<table>
<thead>
<tr>
<th>Title</th>
<th>Design of a Lisp Machine - FLATS</th>
</tr>
</thead>
<tbody>
<tr>
<td>Citation</td>
<td>数理解析研究所講究録 482: 41-48</td>
</tr>
<tr>
<td>Issue Date</td>
<td>1983-03</td>
</tr>
<tr>
<td>URL</td>
<td><a href="http://hdl.handle.net/2433/103412">http://hdl.handle.net/2433/103412</a></td>
</tr>
<tr>
<td>Type</td>
<td>Departmental Bulletin Paper</td>
</tr>
<tr>
<td>Textversion</td>
<td>publisher</td>
</tr>
</tbody>
</table>

KURENAI : Kyoto University Research Information Repository
Design of a Lisp Machine – FLATS

E. Goto*,**, T. Soma*, N. Inada*, T. Ida*, M. Idesawa*
* The Institute of Physical and Chemical Research
  Wako-shi, Saitama, 351 Japan
** Dept. of Information Science, University of Tokyo
  Bunkyo-ku, Tokyo, 113 Japan

ABSTRACT

The main frame design of a 10 MIPS Lisp machine used for symbolic algebra is presented. Besides incorporating the hardware mechanisms which greatly speed up primitive Lisp operations, the machine is equipped with parallel hashing hardware for content addressed associative tabulation and a very fast multiplier for speeding up both arithmetic operations and fast hash address generation.

1. Introduction

The FLATS machine is configured as shown in Fig. 1. A more detailed diagram is shown in appendix 3.

The Main Frame

CPU: 50 ns clock ECL Logic
100 ns/Lisp Instruction (10 MIPS)

<table>
<thead>
<tr>
<th>8 B</th>
<th>8 B</th>
<th>8 B</th>
</tr>
</thead>
<tbody>
<tr>
<td>I-Cache #1</td>
<td>V-Cache #2</td>
<td>D-Cache #3</td>
</tr>
<tr>
<td>8 KB</td>
<td>6 KB</td>
<td>32 KB</td>
</tr>
</tbody>
</table>

***

MCU (Memory Control Unit with paging hardware)

***

MM (Main Memory): 400 ns Access
16 MB * (4 MW **) Dynamic MOS RAM
with ECC (SEC/DED)

* 1 B = 1 Byte = 8 bits
** 1 W = 1 Word = 4 Bytes = 32 bits
*** 32 B Parallel Block Transfer

#1 64 set, 4 way Set associative, 10 ns R/W Access
#2 64 set, 1 way Time, ECL Bipolar RAM.
#3 256 set, 4 way 32 B write buffer, non store through.
#4 D-cache is equipped with an 8 word (32 B) parallel match logic for speeding up searching.

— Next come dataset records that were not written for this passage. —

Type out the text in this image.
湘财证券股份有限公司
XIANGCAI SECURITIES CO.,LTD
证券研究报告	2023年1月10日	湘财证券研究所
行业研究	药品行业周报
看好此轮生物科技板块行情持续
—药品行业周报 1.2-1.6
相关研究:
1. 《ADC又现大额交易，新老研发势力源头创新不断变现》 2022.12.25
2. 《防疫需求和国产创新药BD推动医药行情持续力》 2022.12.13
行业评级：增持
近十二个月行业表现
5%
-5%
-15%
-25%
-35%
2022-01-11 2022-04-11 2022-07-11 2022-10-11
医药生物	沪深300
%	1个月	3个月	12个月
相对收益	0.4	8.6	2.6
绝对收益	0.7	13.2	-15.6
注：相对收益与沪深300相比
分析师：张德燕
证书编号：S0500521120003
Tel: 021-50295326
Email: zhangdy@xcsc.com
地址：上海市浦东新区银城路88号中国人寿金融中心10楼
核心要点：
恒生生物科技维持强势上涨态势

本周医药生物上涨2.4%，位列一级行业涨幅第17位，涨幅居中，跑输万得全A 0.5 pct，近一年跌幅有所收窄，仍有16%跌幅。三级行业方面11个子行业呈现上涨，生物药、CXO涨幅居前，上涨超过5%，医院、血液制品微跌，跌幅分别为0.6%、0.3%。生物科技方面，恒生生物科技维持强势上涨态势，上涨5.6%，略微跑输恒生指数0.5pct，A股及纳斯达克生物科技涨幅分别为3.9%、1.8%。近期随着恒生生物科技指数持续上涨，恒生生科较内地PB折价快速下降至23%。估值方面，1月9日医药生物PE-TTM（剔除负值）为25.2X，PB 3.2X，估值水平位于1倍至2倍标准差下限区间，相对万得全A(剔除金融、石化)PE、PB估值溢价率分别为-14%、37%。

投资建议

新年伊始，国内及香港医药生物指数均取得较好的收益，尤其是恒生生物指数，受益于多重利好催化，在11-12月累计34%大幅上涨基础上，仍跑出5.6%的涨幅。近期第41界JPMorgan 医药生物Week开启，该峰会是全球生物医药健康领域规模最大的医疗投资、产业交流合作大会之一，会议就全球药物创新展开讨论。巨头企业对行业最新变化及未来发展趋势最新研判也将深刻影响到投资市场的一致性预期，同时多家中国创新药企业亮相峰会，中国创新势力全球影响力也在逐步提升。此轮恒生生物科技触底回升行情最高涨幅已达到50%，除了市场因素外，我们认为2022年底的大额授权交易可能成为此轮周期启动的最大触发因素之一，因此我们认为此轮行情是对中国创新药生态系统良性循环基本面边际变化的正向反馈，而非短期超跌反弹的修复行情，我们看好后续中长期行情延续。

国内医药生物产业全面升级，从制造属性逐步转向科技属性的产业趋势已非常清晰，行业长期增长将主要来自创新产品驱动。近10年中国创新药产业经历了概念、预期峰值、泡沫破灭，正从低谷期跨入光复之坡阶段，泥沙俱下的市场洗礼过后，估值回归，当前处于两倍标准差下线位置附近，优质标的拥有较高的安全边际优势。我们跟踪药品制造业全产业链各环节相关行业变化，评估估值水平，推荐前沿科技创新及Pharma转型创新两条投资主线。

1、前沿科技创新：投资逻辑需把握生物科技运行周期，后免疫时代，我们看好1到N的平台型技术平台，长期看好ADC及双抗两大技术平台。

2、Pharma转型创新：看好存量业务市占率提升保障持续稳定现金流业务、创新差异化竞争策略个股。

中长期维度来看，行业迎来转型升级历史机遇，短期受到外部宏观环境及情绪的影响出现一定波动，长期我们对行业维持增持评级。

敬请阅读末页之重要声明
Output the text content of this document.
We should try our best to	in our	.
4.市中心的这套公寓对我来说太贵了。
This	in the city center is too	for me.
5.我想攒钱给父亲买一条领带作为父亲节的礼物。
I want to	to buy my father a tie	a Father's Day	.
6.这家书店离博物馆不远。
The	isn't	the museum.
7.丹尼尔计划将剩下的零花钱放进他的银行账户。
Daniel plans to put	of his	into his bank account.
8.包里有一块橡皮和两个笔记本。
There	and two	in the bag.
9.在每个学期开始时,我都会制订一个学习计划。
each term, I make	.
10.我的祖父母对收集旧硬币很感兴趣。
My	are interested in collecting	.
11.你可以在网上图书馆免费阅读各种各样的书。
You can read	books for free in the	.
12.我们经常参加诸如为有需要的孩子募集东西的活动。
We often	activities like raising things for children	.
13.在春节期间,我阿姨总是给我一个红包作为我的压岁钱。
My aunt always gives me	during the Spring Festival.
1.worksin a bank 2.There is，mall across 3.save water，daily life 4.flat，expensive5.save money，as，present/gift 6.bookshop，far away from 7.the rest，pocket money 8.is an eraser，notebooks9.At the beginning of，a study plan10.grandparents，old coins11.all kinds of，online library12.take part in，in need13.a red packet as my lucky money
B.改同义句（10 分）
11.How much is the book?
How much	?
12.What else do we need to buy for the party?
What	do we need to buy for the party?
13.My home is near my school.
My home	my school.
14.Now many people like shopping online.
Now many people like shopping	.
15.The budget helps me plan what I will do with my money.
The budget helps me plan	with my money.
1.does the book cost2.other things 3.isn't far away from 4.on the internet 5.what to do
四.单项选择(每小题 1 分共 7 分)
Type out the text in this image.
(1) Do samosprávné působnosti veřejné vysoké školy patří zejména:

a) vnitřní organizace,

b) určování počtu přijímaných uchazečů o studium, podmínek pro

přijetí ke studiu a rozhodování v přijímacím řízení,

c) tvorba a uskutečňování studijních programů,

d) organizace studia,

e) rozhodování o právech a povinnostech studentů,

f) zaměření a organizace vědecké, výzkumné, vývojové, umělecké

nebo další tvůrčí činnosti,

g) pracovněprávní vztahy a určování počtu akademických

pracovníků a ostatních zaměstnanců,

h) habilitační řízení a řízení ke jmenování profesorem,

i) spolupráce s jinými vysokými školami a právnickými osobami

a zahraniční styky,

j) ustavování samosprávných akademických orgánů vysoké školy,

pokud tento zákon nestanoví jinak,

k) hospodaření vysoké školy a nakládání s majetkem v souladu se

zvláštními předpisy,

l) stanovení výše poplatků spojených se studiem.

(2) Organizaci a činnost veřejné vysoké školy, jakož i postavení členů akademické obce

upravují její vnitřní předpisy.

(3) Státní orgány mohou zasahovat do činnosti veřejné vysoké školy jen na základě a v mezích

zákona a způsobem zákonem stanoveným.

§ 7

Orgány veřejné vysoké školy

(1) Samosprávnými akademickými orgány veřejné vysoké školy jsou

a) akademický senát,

Fig. 1 Configuration of the FLATS Machine
2. Basic Data Format

2.1 The standard word format consists of 4 bytes (32 bits): 1 B (tag) + 3 B (24 bits, used for addresses or short integers). Non-standard formats (32 bit, bit pattern and 8 B formats) are described later.

2.2 The 8 bits in the tag byte are used as: 2 bits (used for cdr coding) + 1 bit (short float word tag bit) + 5 bits (used for identifying 32 data types)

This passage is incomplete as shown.